The fragrant, low growing herb, thyme, develops its strongest flavour if grown in tough, dry conditions in well-drained soil with lots of air movement and plenty of sun. A great plant for a rockery, border edge or aromatic groundcover.
For a superb display of sweet peas this spring, it's not too early to prepare a bed now by digging a trench about half a metre wide and 60cms deep in readiness for planting seeds in spring. In the bottom of the trench, add aged compost, then refill with the removed soil that has been enriched with blood and bone meal and a complete fertiliser high in nitrogen.

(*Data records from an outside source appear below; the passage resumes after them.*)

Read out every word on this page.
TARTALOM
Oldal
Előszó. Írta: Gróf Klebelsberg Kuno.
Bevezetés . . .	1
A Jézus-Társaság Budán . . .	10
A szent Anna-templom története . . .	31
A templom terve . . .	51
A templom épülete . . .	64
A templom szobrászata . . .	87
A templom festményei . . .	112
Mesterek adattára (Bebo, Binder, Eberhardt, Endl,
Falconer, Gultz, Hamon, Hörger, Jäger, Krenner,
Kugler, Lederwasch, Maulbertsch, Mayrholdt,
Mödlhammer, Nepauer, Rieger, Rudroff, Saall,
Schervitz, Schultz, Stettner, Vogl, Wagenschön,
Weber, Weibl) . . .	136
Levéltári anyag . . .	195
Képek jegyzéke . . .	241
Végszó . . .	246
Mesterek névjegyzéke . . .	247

Tasmania has many native daisies that make excellent garden plants with a variety of sizes, forms and colours to suit most garden situations.
The hellebores are flowering now, so to extend the vase life of these elegant blooms, you need to pick them early in the morning with as long a stem as possible and place them immediately into fresh water in a clean container.
When ready to arrange, re-cut the stems under water by making a 2.5cm upward slit.
If you would like to grow your own fruit but limited space is a problem, plant multi-grafted trees or dwarf varieties of peaches, nectarines, apricot, cherries and citrus.
Espalier trees by affixing them to a wall, grow maypole apples in large containers or take advantage of a fence for climbers such as kiwifruit, grapes and passionfruit.
Standard mandarins and cumquats could line a pathway.
Visit your local nursery or plant centre to see the full range of this season's dwarf and full sized fruit trees.
Spray the trunks and branches of fruit trees with White Oil to help remove scales and other insect pests that are eagerly awaiting for the new leaves to emerge in come spring.
Carnivorous plants have survived for thousands of years, in fact, over 600 species are known to exist.
Some Drosera spp., or sundews, can be seen growing in many parts of Tasmania and are quite common.
Their leaves are covered with sticky hairs that entrap unsuspecting insects, which the plant then digests.